Título: Kirchner testa diplomacia de Lula
Autor: Denise Chrispim Marin
Fonte: O Estado de São Paulo, 16/01/2006, Economia & Negócios, p. B3

BRASÍLIA - Em sua primeira visita de Estado ao Brasil, na quarta-feira, o presidente da Argentina, Néstor Kirchner, enfrentará um novo teste diplomático. Em Brasília, terá de passar pelo desafio de controlar seu humor intempestivo e evitar que pendências comerciais contaminem o novo clima de estreitamento das relações entre os dois países, inaugurado no encontro de Puerto Iguazú, em novembro. A expectativa da diplomacia de ambos os países é que Kirchner e o presidente Lula possam lançar um ciclo virtuoso, concentrado na melhoria da competitividade e na construção da política industrial comum do Mercosul.

O potencial das questões comerciais de azedar essas intenções é elevadíssimo. Primeiro, por conta do déficit argentino de US$ 3,677 bilhões no comércio com o Brasil em 2005, ante US$ 1,147 bilhão em 2004. Segundo, pelos desacertos nas negociações do novo acordo automotivo e a Cláusula de Adaptação Competitiva (eufemismo para salvaguardas comerciais). Por fim, pelas deficiências do Mercosul, que deixou o Uruguai à beira de negociar um acordo de livre comércio com os Estados Unidos.

A visita de Kirchner se dá depois de uma fase de turbulências nas relações com Lula. O presidente argentino torceu o nariz para várias iniciativas do Brasil no plano internacional: foi malcriado ao abandonar, logo no início, a Cúpula da América do Sul, em Brasília, e a dos Países Árabes, em maio, e a reunião dos líderes da Comunidade Sul-Americana de Nações, em setembro.

A Argentina ainda votou contra o Brasil na escolha do diretor-geral da Organização Mundial do Comércio (OMC) e do presidente do Banco Interamericano de Desenvolvimento (BID). Também se mantém em aberta campanha contra o interesse maior da diplomacia brasileira: o assento permanente no Conselho de Segurança das Nações Unidas.

No início de maio, o presidente argentino teria ironizado a ganância de Brasília por todo e qualquer posto de comando em foros e organismos internacionais. ¿Até queriam ter um papa brasileiro!¿, teria dito a assessores.

O fato é que os dois países estão intimamente atrelados, seja pelos investimentos recíprocos, pelos interesses comerciais ou pela lógica produtiva. A decisão do Brasil de antecipar o pagamento da dívida com o Fundo Monetário Internacional (FMI) motivou Buenos Aires a fazer o mesmo. Ambos enfrentam, em posições contrárias, o mesmo dilema do crescimento econômico com o controle da inflação ¿ o Brasil com a economia crescendo pouco e a Argentina, com os preços prestes a disparar.

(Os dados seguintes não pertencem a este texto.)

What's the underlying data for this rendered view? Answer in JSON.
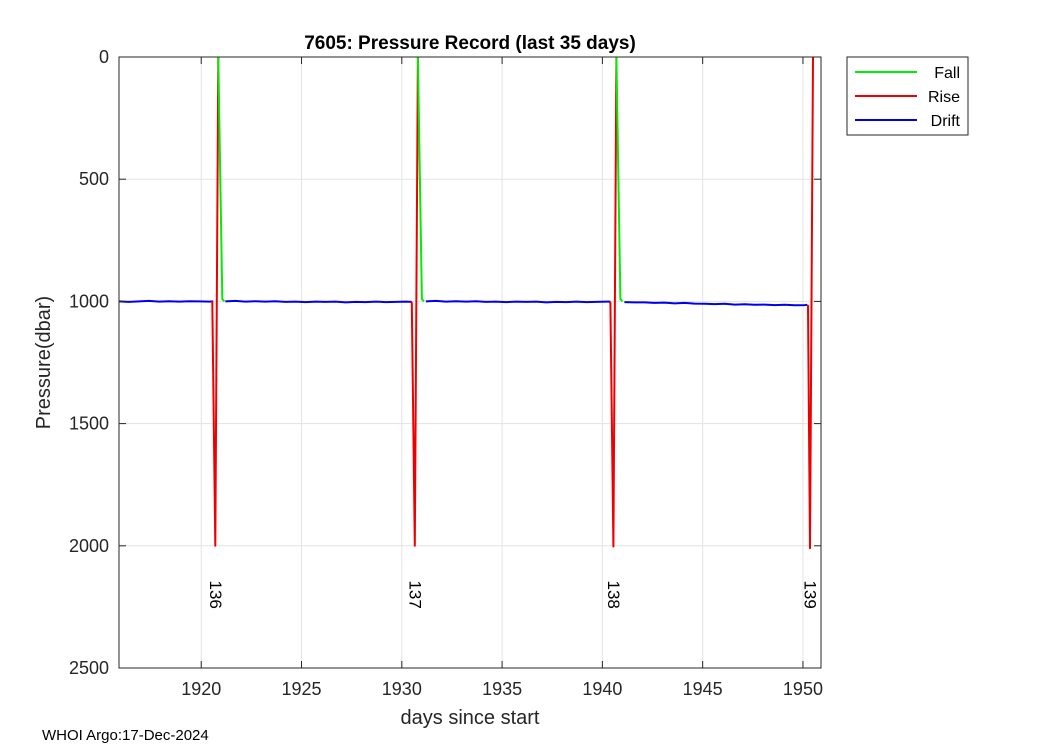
{
  "chart_data": {
    "type": "line",
    "title": "7605: Pressure Record (last 35 days)",
    "xlabel": "days since start",
    "ylabel": "Pressure(dbar)",
    "xlim": [
      1915.9,
      1950.9
    ],
    "ylim": [
      2500,
      0
    ],
    "y_reversed": true,
    "grid": true,
    "xticks": [
      1920,
      1925,
      1930,
      1935,
      1940,
      1945,
      1950
    ],
    "xtick_labels": [
      "1920",
      "1925",
      "1930",
      "1935",
      "1940",
      "1945",
      "1950"
    ],
    "yticks": [
      0,
      500,
      1000,
      1500,
      2000,
      2500
    ],
    "ytick_labels": [
      "0",
      "500",
      "1000",
      "1500",
      "2000",
      "2500"
    ],
    "legend": {
      "position": "top-right-outside",
      "entries": [
        {
          "name": "Fall",
          "color": "#00ee00"
        },
        {
          "name": "Rise",
          "color": "#ee0000"
        },
        {
          "name": "Drift",
          "color": "#0000ee"
        }
      ]
    },
    "series": [
      {
        "name": "Drift",
        "color": "#0000ee",
        "segments": [
          [
            [
              1915.9,
              1000
            ],
            [
              1916.4,
              1002
            ],
            [
              1916.9,
              1000
            ],
            [
              1917.4,
              998
            ],
            [
              1917.9,
              1001
            ],
            [
              1918.4,
              999
            ],
            [
              1918.9,
              1001
            ],
            [
              1919.4,
              999
            ],
            [
              1919.9,
              1000
            ],
            [
              1920.4,
              1001
            ],
            [
              1920.6,
              1000
            ]
          ],
          [
            [
              1921.2,
              1000
            ],
            [
              1921.7,
              998
            ],
            [
              1922.2,
              1001
            ],
            [
              1922.7,
              999
            ],
            [
              1923.2,
              1001
            ],
            [
              1923.7,
              999
            ],
            [
              1924.2,
              1002
            ],
            [
              1924.7,
              1001
            ],
            [
              1925.2,
              1003
            ],
            [
              1925.7,
              1001
            ],
            [
              1926.2,
              1002
            ],
            [
              1926.7,
              1001
            ],
            [
              1927.2,
              1004
            ],
            [
              1927.7,
              1002
            ],
            [
              1928.2,
              1003
            ],
            [
              1928.7,
              1001
            ],
            [
              1929.2,
              1003
            ],
            [
              1929.7,
              1002
            ],
            [
              1930.2,
              1001
            ],
            [
              1930.5,
              1002
            ]
          ],
          [
            [
              1931.2,
              1000
            ],
            [
              1931.7,
              998
            ],
            [
              1932.2,
              1001
            ],
            [
              1932.7,
              999
            ],
            [
              1933.2,
              1001
            ],
            [
              1933.7,
              999
            ],
            [
              1934.2,
              1002
            ],
            [
              1934.7,
              1001
            ],
            [
              1935.2,
              1003
            ],
            [
              1935.7,
              1001
            ],
            [
              1936.2,
              1002
            ],
            [
              1936.7,
              1001
            ],
            [
              1937.2,
              1004
            ],
            [
              1937.7,
              1002
            ],
            [
              1938.2,
              1003
            ],
            [
              1938.7,
              1001
            ],
            [
              1939.2,
              1003
            ],
            [
              1939.7,
              1002
            ],
            [
              1940.2,
              1001
            ],
            [
              1940.4,
              1001
            ]
          ],
          [
            [
              1941.1,
              1003
            ],
            [
              1941.6,
              1004
            ],
            [
              1942.1,
              1004
            ],
            [
              1942.6,
              1006
            ],
            [
              1943.1,
              1005
            ],
            [
              1943.6,
              1008
            ],
            [
              1944.1,
              1006
            ],
            [
              1944.6,
              1009
            ],
            [
              1945.1,
              1010
            ],
            [
              1945.6,
              1011
            ],
            [
              1946.1,
              1010
            ],
            [
              1946.6,
              1013
            ],
            [
              1947.1,
              1012
            ],
            [
              1947.6,
              1014
            ],
            [
              1948.1,
              1013
            ],
            [
              1948.6,
              1015
            ],
            [
              1949.1,
              1014
            ],
            [
              1949.6,
              1016
            ],
            [
              1950.1,
              1015
            ],
            [
              1950.2,
              1014
            ]
          ]
        ]
      },
      {
        "name": "Rise",
        "color": "#ee0000",
        "segments": [
          [
            [
              1920.5,
              1000
            ],
            [
              1920.55,
              1003
            ],
            [
              1920.7,
              2000
            ],
            [
              1920.85,
              0
            ]
          ],
          [
            [
              1930.45,
              1003
            ],
            [
              1930.5,
              1005
            ],
            [
              1930.65,
              2000
            ],
            [
              1930.8,
              0
            ]
          ],
          [
            [
              1940.35,
              1003
            ],
            [
              1940.4,
              1005
            ],
            [
              1940.55,
              2003
            ],
            [
              1940.7,
              0
            ]
          ],
          [
            [
              1950.2,
              1014
            ],
            [
              1950.25,
              1018
            ],
            [
              1950.35,
              2010
            ],
            [
              1950.5,
              0
            ]
          ]
        ]
      },
      {
        "name": "Fall",
        "color": "#00ee00",
        "segments": [
          [
            [
              1920.85,
              0
            ],
            [
              1920.95,
              500
            ],
            [
              1921.05,
              990
            ],
            [
              1921.15,
              1000
            ]
          ],
          [
            [
              1930.8,
              0
            ],
            [
              1930.9,
              500
            ],
            [
              1931.0,
              990
            ],
            [
              1931.1,
              1000
            ]
          ],
          [
            [
              1940.7,
              0
            ],
            [
              1940.8,
              500
            ],
            [
              1940.9,
              990
            ],
            [
              1941.0,
              1000
            ]
          ]
        ]
      }
    ],
    "annotations": [
      {
        "text": "136",
        "x": 1920.7,
        "y": 2200
      },
      {
        "text": "137",
        "x": 1930.65,
        "y": 2200
      },
      {
        "text": "138",
        "x": 1940.55,
        "y": 2200
      },
      {
        "text": "139",
        "x": 1950.35,
        "y": 2200
      }
    ]
  },
  "footer": "WHOI Argo:17-Dec-2024"
}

Mas, se o Brasil ainda atrai investimentos estrangeiros, a Argentina se vê descartada nos planos das grandes companhias globais. Daí a idéia defendida pelo Itamaraty de superar a atual concentração do Mercosul nas relações comerciais e saltar para um plano mais ambicioso, de criar uma política industrial comum, em especial nos dois países.

A proposta foi debatida na reunião de negociadores argentinos e brasileiros no Itamaraty, na última quarta-feira, quando o chanceler Jorge Taiana encontrou seu colega Celso Amorim. Isso envolveria a definição de políticas de atração de investimento, de programas de inovação tecnológica e de desenvolvimento de regiões mais carentes de setores produtivos que valeriam para o bloco.

A rigor, seria algo como a extensão dos princípios da Política Industrial e de Estímulo às Exportações, criada pelo governo brasileiro em 2004, para todo o Mercosul, conforme explicou uma fonte do Itamaraty.